# Prices in Minnesota



## Robbie Rooster (Dec 9, 2004)

Hey Minnesota guys. With the increase in gas prices lately. I want to see where everyone is with their pricing in our area. I know prices will still vary depending on where we are in the state, but let's face it, we can't compete with the guys out east. $125 an hr?, not here in MN. I'm in south central MN down closer to Mankato. Last year I was bidding my accounts figuring $60 an hr. I know some guys in the twin cities that were also $60 an hr. I'm all for making more money. Do you think $60 is too low in our area, or can we start to raise our prices a bit. I don't mean to be nosy, I know it's our business and we can charge what we want, but if the market is higher, I'll raise my prices. If the majority is charging $75 - $100 an hr and I'm at $60, am I a low baller? Bottom line, I want to raise my price and am looking for your input and experience in our area. Will our Minnesota resident's go for it?


----------



## LwnmwrMan22 (Jan 20, 2005)

I'm about 30 miles north of St. Paul, Forest Lake area.

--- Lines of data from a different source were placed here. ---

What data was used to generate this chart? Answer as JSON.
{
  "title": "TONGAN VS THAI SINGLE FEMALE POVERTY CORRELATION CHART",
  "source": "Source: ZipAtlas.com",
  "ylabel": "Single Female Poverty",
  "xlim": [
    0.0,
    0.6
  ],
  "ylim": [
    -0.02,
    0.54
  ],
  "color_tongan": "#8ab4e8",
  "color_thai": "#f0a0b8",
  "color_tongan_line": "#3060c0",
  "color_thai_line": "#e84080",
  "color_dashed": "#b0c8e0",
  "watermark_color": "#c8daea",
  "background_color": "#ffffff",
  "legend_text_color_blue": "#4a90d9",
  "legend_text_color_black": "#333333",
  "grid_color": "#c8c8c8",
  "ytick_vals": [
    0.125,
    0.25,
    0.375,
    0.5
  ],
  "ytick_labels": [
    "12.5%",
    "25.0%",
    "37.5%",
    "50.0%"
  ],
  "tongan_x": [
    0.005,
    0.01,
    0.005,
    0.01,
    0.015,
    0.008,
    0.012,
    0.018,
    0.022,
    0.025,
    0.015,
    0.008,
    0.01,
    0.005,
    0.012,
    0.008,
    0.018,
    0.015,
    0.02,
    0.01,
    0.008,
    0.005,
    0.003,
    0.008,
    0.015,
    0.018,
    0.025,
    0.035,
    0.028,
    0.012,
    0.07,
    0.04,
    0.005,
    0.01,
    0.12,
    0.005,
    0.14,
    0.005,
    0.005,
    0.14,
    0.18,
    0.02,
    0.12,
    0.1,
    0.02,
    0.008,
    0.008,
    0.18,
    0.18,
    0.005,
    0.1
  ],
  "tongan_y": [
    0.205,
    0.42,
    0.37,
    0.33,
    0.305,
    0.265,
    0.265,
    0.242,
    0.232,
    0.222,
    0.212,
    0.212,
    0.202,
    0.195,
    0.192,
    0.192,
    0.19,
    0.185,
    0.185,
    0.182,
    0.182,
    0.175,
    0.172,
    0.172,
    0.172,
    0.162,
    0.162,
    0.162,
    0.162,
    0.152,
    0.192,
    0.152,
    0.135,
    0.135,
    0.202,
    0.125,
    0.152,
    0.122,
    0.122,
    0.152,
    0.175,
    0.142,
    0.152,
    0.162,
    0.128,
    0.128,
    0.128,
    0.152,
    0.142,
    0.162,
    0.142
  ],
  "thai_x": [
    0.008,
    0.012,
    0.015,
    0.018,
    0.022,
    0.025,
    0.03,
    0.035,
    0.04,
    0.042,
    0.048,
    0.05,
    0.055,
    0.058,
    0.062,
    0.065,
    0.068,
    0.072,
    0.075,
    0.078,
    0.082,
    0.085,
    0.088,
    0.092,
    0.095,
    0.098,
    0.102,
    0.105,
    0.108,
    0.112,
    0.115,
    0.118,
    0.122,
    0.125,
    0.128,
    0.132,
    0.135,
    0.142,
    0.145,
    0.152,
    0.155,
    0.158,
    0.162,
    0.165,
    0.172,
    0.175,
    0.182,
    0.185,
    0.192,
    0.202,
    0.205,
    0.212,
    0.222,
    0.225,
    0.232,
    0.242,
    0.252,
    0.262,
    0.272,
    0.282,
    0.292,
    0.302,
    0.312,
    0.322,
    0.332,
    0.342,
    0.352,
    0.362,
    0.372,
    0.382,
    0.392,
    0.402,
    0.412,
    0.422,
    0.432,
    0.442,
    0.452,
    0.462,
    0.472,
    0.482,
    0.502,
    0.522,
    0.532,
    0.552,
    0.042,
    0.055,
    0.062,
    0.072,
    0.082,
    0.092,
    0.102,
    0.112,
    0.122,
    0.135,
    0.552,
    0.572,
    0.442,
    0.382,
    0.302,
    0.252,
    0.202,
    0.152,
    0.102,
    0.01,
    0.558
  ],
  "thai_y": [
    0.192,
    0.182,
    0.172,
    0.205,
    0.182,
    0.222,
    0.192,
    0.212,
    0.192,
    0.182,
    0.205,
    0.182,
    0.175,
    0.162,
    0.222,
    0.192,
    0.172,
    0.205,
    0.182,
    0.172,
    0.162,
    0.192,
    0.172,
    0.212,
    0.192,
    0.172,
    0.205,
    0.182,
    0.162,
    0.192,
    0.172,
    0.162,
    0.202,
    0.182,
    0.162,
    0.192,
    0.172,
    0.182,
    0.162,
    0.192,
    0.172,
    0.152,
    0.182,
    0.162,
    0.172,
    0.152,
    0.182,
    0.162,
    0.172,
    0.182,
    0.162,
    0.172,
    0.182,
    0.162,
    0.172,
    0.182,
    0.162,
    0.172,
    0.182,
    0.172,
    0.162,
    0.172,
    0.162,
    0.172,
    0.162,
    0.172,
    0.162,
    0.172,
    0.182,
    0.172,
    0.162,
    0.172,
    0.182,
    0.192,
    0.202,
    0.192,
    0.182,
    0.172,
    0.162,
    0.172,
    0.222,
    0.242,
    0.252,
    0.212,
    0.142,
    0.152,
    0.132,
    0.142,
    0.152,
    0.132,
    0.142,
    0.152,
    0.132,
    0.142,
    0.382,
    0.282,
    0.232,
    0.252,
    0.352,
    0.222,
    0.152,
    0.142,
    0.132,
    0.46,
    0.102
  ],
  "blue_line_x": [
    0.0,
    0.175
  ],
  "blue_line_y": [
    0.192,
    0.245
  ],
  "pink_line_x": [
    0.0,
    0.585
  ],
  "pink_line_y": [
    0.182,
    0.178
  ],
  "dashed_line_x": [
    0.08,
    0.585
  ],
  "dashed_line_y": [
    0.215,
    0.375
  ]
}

I try to run between $75 and $100 / hour.

However, I'm on contracted rates, so I bill monthly, based on 18 snowfalls / year.

Last year, with only plowing 7 total times, with none from November thru January, only plowing in February and March, i ended up at $293 / hour.

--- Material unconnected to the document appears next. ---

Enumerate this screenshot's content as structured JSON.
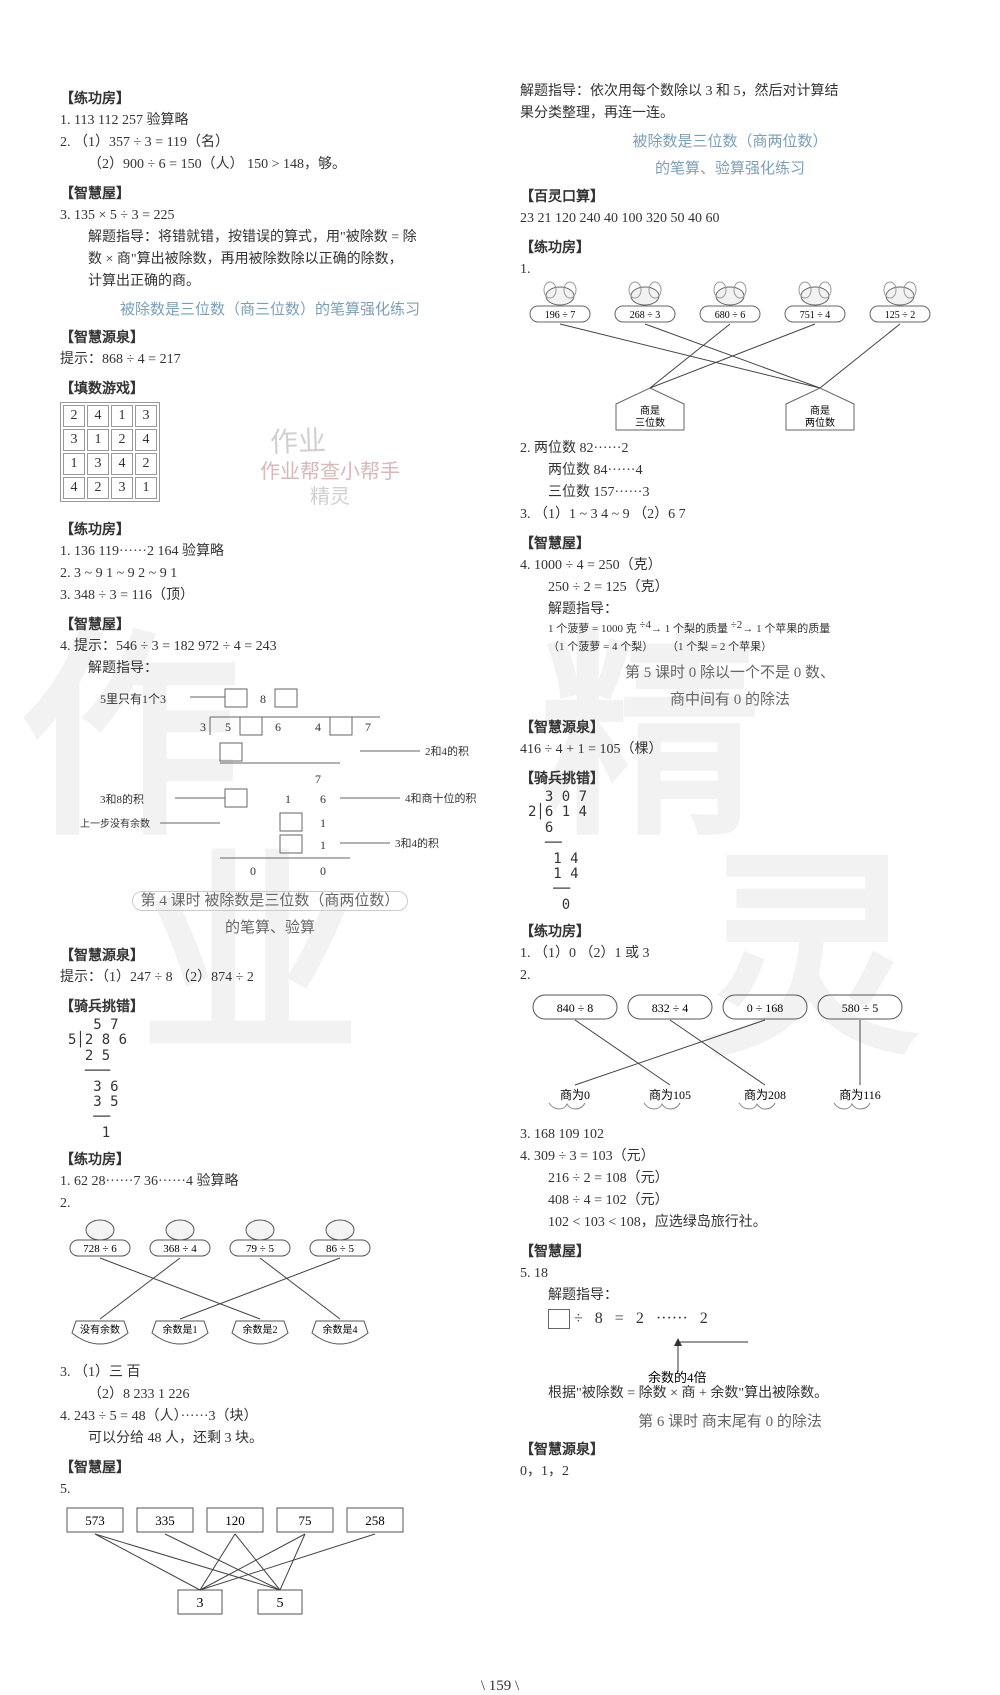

Anyways, I've got some buddies in the cities that plow at $45-50 / hour as subs.

Here in Forest Lake, you can get subs from $30-50 / hour, depending on how much work you want them to do, what accounts, etc.

If you're getting $60 / hour, you're on what I would consider the low end, but overall you're right in the ballpark.


----------



## OneBadDodge06 (Sep 22, 2004)

I think most guys consider low ballers as the ones that charge $5 to do a driveway and will way way under bid someone to get a job. Almost like they're paying the customer to clear their lot.


----------



## Wesley's Lawn (Sep 18, 2002)

Im with LwnmwrMan22, Try to stay between 75-100 an hour for a truck. When i use subs i pay between 45- 60 an hour depending on their experience and how much and what they are doing.


----------



## qualitylawncare (Jan 16, 2004)

$155+ per hour for plowing only..

All of my commercial contracts also need salting and sidewalk clearing.. Have a few accounts I'm pushing over $600 an hour + materials, because I'm reliable and leave no snow trails on the lot when I'm done..


----------



## Up North (May 4, 2004)

I'd be one happy camper if I could get rates close to that up here in Bemidji. Every Tom, Dick, & Harry has a plow up here and you can always find someone to plow your driveway for $25 or less. Yeah, they do a crappy job but that's what they're used to getting. I had most all my customers telling me last year that they never had their lot plowed before getting to work, and residential customers where impressed that they were plowed out before leaving home. I'm going to bump my rates a good bit this season, I'll end up with less customers I'm sure but I'll have a better profit margin.

Buck


----------



## caz41 (Nov 29, 2004)

I'm in the same boat as Up North. There is a ton of people here with plows, and all of them will plow anything for next to nothing. Even when you try to tell some of the business owners that they probably don't have commercial insurance and that if they hit something it will be covered under their regular vehicle insurance, they seem to not care as much and just see that they are getting a service for a cheaper rate. It's pretty tough to get more than $60/hr here just because some idiot will do it for $25. If the gas prices keep going up we all will have to raise our rates to stay in business, but the tricky part is not putting them up too high to scare away the majority of your business.


----------



## Robbie Rooster (Dec 9, 2004)

Thanks all for the feedback. I agree. I don't want to be scaring off customers, but when you think about it, they can see that gas prices are up and any business that uses gas would need to increase their prices. Gas price today is $2.69. I think I will try raising my prices from 60 to 70. Maybe even 75. If they don't like it they can find someone else to do it cheap who doesn't't have to pay insurance and all the other crap we do. But they'll get what they pay for.


----------